The observations in this study indicated low PI concentrations in patients with active substance use. In particular, there were statistically significant differences in ATV troughs among patients with and without active SRD. There are a number of potential causes of lower PI concentrations in substance users in our study. First, self-report may overestimate adherence in patients with HIV [65
]. Therefore, it is possible that incomplete adherence led to the differences in trough concentrations in these groups and active substance users in our study may have been less adherent than patients without SRD. However, if adherence fully explained the differences in PI trough concentrations between groups, we might have seen a disparity in the EFV trough concentrations. Second, the relatively small number of patients in each group limits the statistical power of the observations. A trend toward lower median trough concentrations was noted in patients with SRD taking LPV (3.75 vs.
5.30 µg/mL, p=0.111). The same trend is true for EFV (1.917 vs.
2.371 µg/mL, p=0.211).
A significantly lower proportion of antiretroviral-treated patients with active SRD failed to suppress HIV (HIV RNA ≤ 75 copies/ml) thus leading to a greater potential for treatment failure. This finding is consistent with previous results from retrospective studies. [18
] In addition, patients with SRD had higher rates of inadequate PI and/or efavirenz exposure than those without SRD, possibly increasing the emergence of resistant HIV in this population. TDM of PIs and efavirenz represents a research tool that provides a “pharmacokinetic phenotype” that reflects individual differences in pathophysiology, genetics, and other factors that make it challenging to predict ARV pharmacokinetics particular among HIV patients with SRD.
Our data also highlight the number of CNS acting drugs that are prescribed in combination with antiretrovirals. Although we have grouped these drugs together for the purpose of summarizing them, it is interesting to note the extensive use of anti-anxiety agents, antidepressants and antipsychotics. In particular, the striking number of CNS acting drugs suggests that more rigorous attention to the initiation of antiretrovirals, particularly efavirenz, is an important consideration in substance users.
There are a few limitations of the present study. First, the relatively small sample size has weakened the statistical power of these observations. Second, the large inter-patient variability in the point evaluation of pharmacokinetics, i.e. trough concentrations could have underestimated the impact of substance use. In this case, the development of a pharmacokinetic model will allow samples to be collected during a range of time points, with subsequent model-derived trough concentrations then used to individualize dosing. These types of analyses will allow our dataset to be examined for the importance of maximum, minimum or time-averaged PI or EFV exposure as predictors of antiviral response or long-term toxicity.
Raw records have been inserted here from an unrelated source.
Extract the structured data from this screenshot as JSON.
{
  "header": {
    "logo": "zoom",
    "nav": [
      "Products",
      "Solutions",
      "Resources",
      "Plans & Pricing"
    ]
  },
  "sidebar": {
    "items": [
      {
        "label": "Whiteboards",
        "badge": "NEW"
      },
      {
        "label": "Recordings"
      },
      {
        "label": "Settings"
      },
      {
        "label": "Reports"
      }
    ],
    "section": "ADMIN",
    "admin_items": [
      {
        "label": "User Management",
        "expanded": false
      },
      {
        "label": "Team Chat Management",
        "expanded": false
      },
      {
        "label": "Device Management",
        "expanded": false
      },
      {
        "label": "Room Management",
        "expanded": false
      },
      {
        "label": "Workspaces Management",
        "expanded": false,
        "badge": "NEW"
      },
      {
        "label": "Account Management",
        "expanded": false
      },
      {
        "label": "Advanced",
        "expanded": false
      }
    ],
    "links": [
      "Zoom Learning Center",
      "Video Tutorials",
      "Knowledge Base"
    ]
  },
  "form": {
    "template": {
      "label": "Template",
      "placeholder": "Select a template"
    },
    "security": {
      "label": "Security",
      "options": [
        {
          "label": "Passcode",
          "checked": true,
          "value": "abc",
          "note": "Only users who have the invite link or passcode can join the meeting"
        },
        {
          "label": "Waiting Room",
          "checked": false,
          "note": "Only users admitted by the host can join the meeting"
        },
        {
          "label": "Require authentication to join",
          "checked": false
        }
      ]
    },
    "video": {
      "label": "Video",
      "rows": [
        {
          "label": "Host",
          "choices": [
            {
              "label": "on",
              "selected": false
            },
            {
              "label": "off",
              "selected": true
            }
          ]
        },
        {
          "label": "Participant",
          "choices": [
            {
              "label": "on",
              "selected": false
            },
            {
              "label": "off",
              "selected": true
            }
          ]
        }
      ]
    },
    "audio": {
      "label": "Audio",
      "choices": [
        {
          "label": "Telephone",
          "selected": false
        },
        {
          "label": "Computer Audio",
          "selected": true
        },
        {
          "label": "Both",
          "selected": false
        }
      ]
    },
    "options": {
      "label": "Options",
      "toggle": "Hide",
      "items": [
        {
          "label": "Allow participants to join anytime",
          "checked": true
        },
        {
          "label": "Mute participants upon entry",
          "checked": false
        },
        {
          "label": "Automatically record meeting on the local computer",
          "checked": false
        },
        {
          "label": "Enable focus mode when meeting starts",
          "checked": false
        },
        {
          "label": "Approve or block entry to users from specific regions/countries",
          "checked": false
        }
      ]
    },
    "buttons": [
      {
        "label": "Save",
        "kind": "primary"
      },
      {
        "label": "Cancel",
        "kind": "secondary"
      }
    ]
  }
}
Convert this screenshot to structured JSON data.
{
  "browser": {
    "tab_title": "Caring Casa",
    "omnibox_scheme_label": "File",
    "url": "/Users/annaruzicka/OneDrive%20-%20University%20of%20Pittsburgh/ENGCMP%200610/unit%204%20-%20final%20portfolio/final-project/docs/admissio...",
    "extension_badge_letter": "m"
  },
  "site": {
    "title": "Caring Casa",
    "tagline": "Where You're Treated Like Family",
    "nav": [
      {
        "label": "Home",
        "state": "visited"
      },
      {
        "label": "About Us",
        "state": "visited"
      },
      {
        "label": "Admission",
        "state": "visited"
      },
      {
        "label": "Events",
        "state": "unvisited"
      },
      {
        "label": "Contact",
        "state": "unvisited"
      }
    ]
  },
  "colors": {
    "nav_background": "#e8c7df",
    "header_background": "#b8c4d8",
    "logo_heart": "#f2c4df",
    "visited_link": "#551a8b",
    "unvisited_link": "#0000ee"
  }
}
In addition, a detailed analysis of possible substance-drug and drug-drug interactions and their effects on antiretroviral therapy should be performed at individual substance and agent level.
In summary, TDM provides a clinical research tool for determining the net pharmacokinetic effects of contributing factors that are present in patients with HIV and active substance use. Despite the wide interindividual variability of trough concentrations, a significant association between substance use and low ATV trough concentrations was observed. These pharmacokinetic differences may also influence viral load suppression during long-term ARV treatment. These findings require additional investigation with more intensive pharmacokinetic assessment to identify individual factors that are contributing to suboptimal ARV exposure in patients with SRDs.